Ремус кивнул и снова посмотрел на свою руку. Она действительно выглядела ужасно. "Так... что мне теперь делать?"
"Делать? Ничего. Поскольку это проклятие, я не смогу вылечить это очень быстро. К сожалению, нам нужно дать ему пройти. Так что ты останешься в лазарете по крайней мере до среды".
"В среду? "Но... Мадам Помфри, это же через четыре дня!"
"И?"
"Полнолуние было в четверг! Я пробуду здесь почти неделю!"
"И?"
"А я хочу идти на занятия!"
"Мне очень жаль, но ты здесь до среды", - сказала мадам Помфри. "И я попрошу тебя не жаловаться, поскольку я делаю все, что в моих силах".

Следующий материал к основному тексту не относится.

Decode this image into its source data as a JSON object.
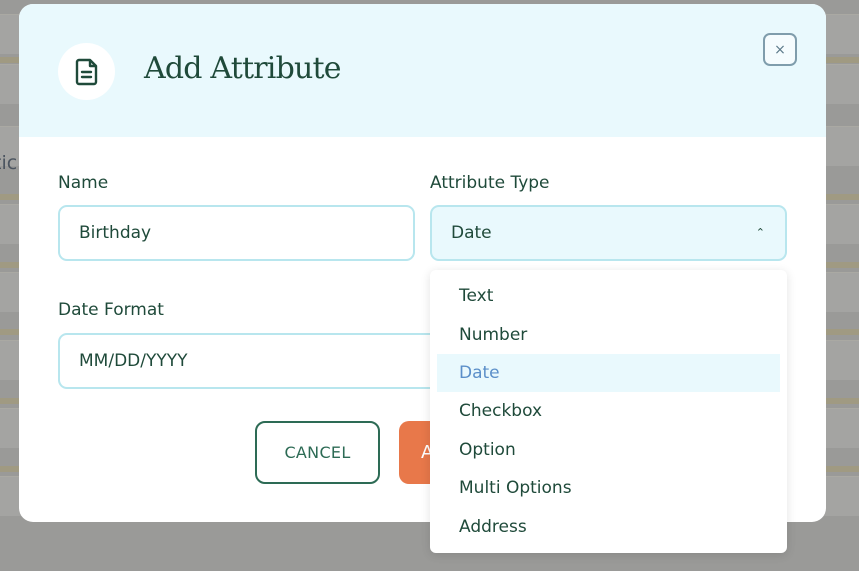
{
  "modal": {
    "title": "Add Attribute",
    "close_symbol": "×",
    "icon": "document-icon"
  },
  "form": {
    "name": {
      "label": "Name",
      "value": "Birthday"
    },
    "attribute_type": {
      "label": "Attribute Type",
      "value": "Date",
      "chevron": "⌃"
    },
    "date_format": {
      "label": "Date Format",
      "value": "MM/DD/YYYY"
    }
  },
  "buttons": {
    "cancel_label": "CANCEL",
    "add_label_partial": "A"
  },
  "dropdown": {
    "options": [
      "Text",
      "Number",
      "Date",
      "Checkbox",
      "Option",
      "Multi Options",
      "Address"
    ],
    "selected": "Date"
  },
  "background": {
    "partial_text": "tic"
  },
  "colors": {
    "header_bg": "#e9f9fd",
    "title_text": "#1f4a3a",
    "input_border": "#b8e6ee",
    "accent_orange": "#e8784a",
    "cancel_border": "#2d6b55",
    "selected_option_text": "#5b8fc9"
  }
}
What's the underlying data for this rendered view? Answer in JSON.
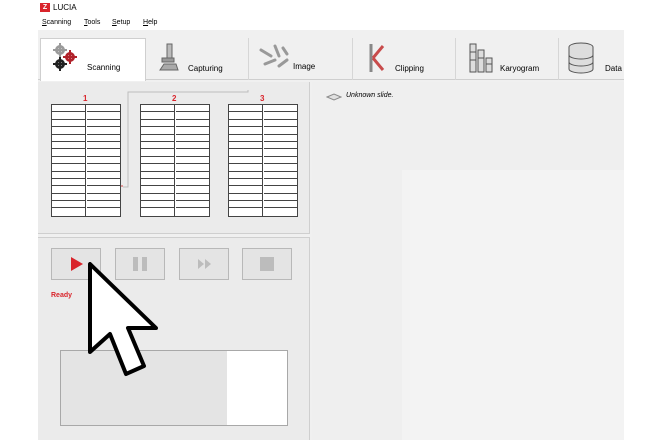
{
  "app": {
    "title": "LUCIA",
    "logo_letter": "Z"
  },
  "menu": [
    {
      "label": "Scanning",
      "accel": "S",
      "rest": "canning"
    },
    {
      "label": "Tools",
      "accel": "T",
      "rest": "ools"
    },
    {
      "label": "Setup",
      "accel": "S",
      "rest": "etup"
    },
    {
      "label": "Help",
      "accel": "H",
      "rest": "elp"
    }
  ],
  "tabs": [
    {
      "label": "Scanning",
      "icon": "gears-icon",
      "active": true
    },
    {
      "label": "Capturing",
      "icon": "microscope-icon",
      "active": false
    },
    {
      "label": "Image",
      "icon": "chromosomes-icon",
      "active": false
    },
    {
      "label": "Clipping",
      "icon": "clipping-icon",
      "active": false
    },
    {
      "label": "Karyogram",
      "icon": "karyogram-icon",
      "active": false
    },
    {
      "label": "Data",
      "icon": "database-icon",
      "active": false
    }
  ],
  "slide_holders": [
    {
      "number": "1"
    },
    {
      "number": "2"
    },
    {
      "number": "3"
    }
  ],
  "slide_status": "Unknown slide.",
  "controls": [
    {
      "name": "play-button",
      "icon": "play-icon"
    },
    {
      "name": "pause-button",
      "icon": "pause-icon"
    },
    {
      "name": "fast-forward-button",
      "icon": "fast-forward-icon"
    },
    {
      "name": "stop-button",
      "icon": "stop-icon"
    }
  ],
  "scan_status": "Ready",
  "colors": {
    "accent": "#d9242b",
    "panel": "#ebebeb",
    "window": "#f0f0f0"
  }
}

Несмотря на то, что ему было уже одиннадцать лет и он был практически мужчиной, Ремус зажал рот и почувствовал, как на глаза навернулись слезы. Он был неблагодарным, он был упрямым и неуважительным, и в довершение всего ему предстояло пропустить столько занятий. Жизнь была ужасна.
"Не плачь", - сказала мадам Помфри, ее голос стал немного мягче. "Все будет не так уж плохо. Я хороший собеседник, верно?"

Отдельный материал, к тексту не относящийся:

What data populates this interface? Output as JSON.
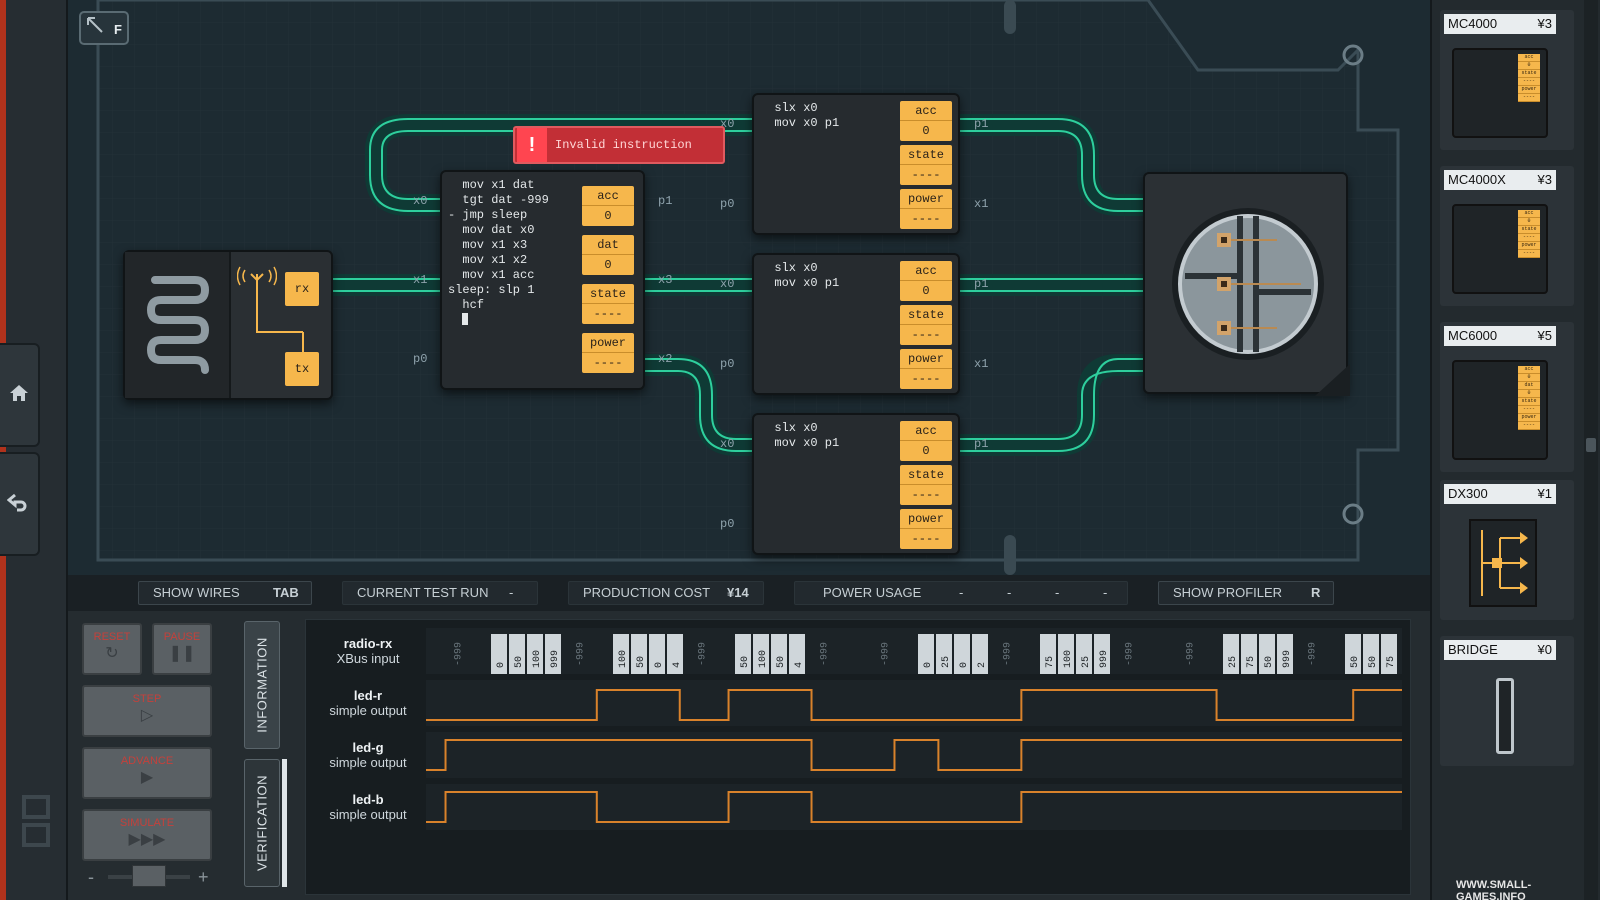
{
  "board": {
    "fullscreen_key": "F",
    "error_message": "Invalid instruction",
    "radio": {
      "rx_label": "rx",
      "tx_label": "tx"
    },
    "main_chip": {
      "code": "  mov x1 dat\n  tgt dat -999\n- jmp sleep\n  mov dat x0\n  mov x1 x3\n  mov x1 x2\n  mov x1 acc\nsleep: slp 1\n  hcf",
      "pins": {
        "left_top": "x0",
        "left_mid": "x1",
        "left_bot": "p0",
        "right_top": "p1",
        "right_mid": "x3",
        "right_bot": "x2"
      },
      "registers": [
        {
          "name": "acc",
          "value": "0"
        },
        {
          "name": "dat",
          "value": "0"
        },
        {
          "name": "state",
          "value": "----"
        },
        {
          "name": "power",
          "value": "----"
        }
      ]
    },
    "small_chips": [
      {
        "code": "  slx x0\n  mov x0 p1",
        "pins": {
          "left_top": "x0",
          "left_bot": "p0",
          "right_top": "p1",
          "right_bot": "x1"
        },
        "registers": [
          {
            "name": "acc",
            "value": "0"
          },
          {
            "name": "state",
            "value": "----"
          },
          {
            "name": "power",
            "value": "----"
          }
        ]
      },
      {
        "code": "  slx x0\n  mov x0 p1",
        "pins": {
          "left_top": "x0",
          "left_bot": "p0",
          "right_top": "p1",
          "right_bot": "x1"
        },
        "registers": [
          {
            "name": "acc",
            "value": "0"
          },
          {
            "name": "state",
            "value": "----"
          },
          {
            "name": "power",
            "value": "----"
          }
        ]
      },
      {
        "code": "  slx x0\n  mov x0 p1",
        "pins": {
          "left_top": "x0",
          "left_bot": "p0",
          "right_top": "p1",
          "right_bot": ""
        },
        "registers": [
          {
            "name": "acc",
            "value": "0"
          },
          {
            "name": "state",
            "value": "----"
          },
          {
            "name": "power",
            "value": "----"
          }
        ]
      }
    ]
  },
  "status_bar": {
    "show_wires": {
      "label": "SHOW WIRES",
      "key": "TAB"
    },
    "current_test_run": {
      "label": "CURRENT TEST RUN",
      "value": "-"
    },
    "production_cost": {
      "label": "PRODUCTION COST",
      "value": "¥14"
    },
    "power_usage": {
      "label": "POWER USAGE",
      "values": [
        "-",
        "-",
        "-",
        "-"
      ]
    },
    "show_profiler": {
      "label": "SHOW PROFILER",
      "key": "R"
    }
  },
  "controls": {
    "reset": "RESET",
    "pause": "PAUSE",
    "step": "STEP",
    "advance": "ADVANCE",
    "simulate": "SIMULATE",
    "speed_minus": "-",
    "speed_plus": "+"
  },
  "tabs": {
    "information": "INFORMATION",
    "verification": "VERIFICATION"
  },
  "timeline": {
    "rows": [
      {
        "name": "radio-rx",
        "type": "XBus input"
      },
      {
        "name": "led-r",
        "type": "simple output"
      },
      {
        "name": "led-g",
        "type": "simple output"
      },
      {
        "name": "led-b",
        "type": "simple output"
      }
    ],
    "radio_packets": [
      {
        "kind": "idle",
        "values": [
          "-999"
        ]
      },
      {
        "kind": "packet",
        "values": [
          "0",
          "50",
          "100",
          "999"
        ]
      },
      {
        "kind": "idle",
        "values": [
          "-999"
        ]
      },
      {
        "kind": "packet",
        "values": [
          "100",
          "50",
          "0",
          "4"
        ]
      },
      {
        "kind": "idle",
        "values": [
          "-999"
        ]
      },
      {
        "kind": "packet",
        "values": [
          "50",
          "100",
          "50",
          "4"
        ]
      },
      {
        "kind": "idle",
        "values": [
          "-999"
        ]
      },
      {
        "kind": "idle",
        "values": [
          "-999"
        ]
      },
      {
        "kind": "packet",
        "values": [
          "0",
          "25",
          "0",
          "2"
        ]
      },
      {
        "kind": "idle",
        "values": [
          "-999"
        ]
      },
      {
        "kind": "packet",
        "values": [
          "75",
          "100",
          "25",
          "999"
        ]
      },
      {
        "kind": "idle",
        "values": [
          "-999"
        ]
      },
      {
        "kind": "idle",
        "values": [
          "-999"
        ]
      },
      {
        "kind": "packet",
        "values": [
          "25",
          "75",
          "50",
          "999"
        ]
      },
      {
        "kind": "idle",
        "values": [
          "-999"
        ]
      },
      {
        "kind": "packet",
        "values": [
          "50",
          "50",
          "75"
        ]
      }
    ]
  },
  "parts": [
    {
      "name": "MC4000",
      "cost": "¥3",
      "mini_registers": [
        "acc",
        "0",
        "state",
        "----",
        "power",
        "----"
      ]
    },
    {
      "name": "MC4000X",
      "cost": "¥3",
      "mini_registers": [
        "acc",
        "0",
        "state",
        "----",
        "power",
        "----"
      ]
    },
    {
      "name": "MC6000",
      "cost": "¥5",
      "mini_registers": [
        "acc",
        "0",
        "dat",
        "0",
        "state",
        "----",
        "power",
        "----"
      ]
    },
    {
      "name": "DX300",
      "cost": "¥1"
    },
    {
      "name": "BRIDGE",
      "cost": "¥0"
    }
  ],
  "watermark": "WWW.SMALL-GAMES.INFO",
  "colors": {
    "register": "#f6b74c",
    "wire": "#2ecf9d",
    "signal": "#d9822b",
    "error": "#c22f36",
    "rail_edge": "#b0321c"
  },
  "icons": [
    "fullscreen-icon",
    "home-icon",
    "undo-icon",
    "reset-icon",
    "pause-icon",
    "step-icon",
    "advance-icon",
    "simulate-icon",
    "antenna-icon",
    "coil-icon",
    "led-icon",
    "error-icon"
  ]
}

Ремус кивнул ей. "Я не хочу отставать", - справился он.
"Я знаю. И не будешь. Ты можешь читать столько, сколько захочешь, теперь, когда твоя голова прошла. Все будет хорошо, Ремус. Это всего лишь пара дней".
От ее доброго тона Ремусу еще больше захотелось плакать. "Простите", - сказал он, вытирая глаза. Он чувствовал себя идиотом, разглагольствуя о чем-то столь несущественном. "Я просто устал. И расстроен. Я ненавижу это".
"Я тоже ненавижу это", - успокаивающе сказала мадам Помфри. Почему-то её слова не понравились Ремусу, он почувствовал себя беспомощным.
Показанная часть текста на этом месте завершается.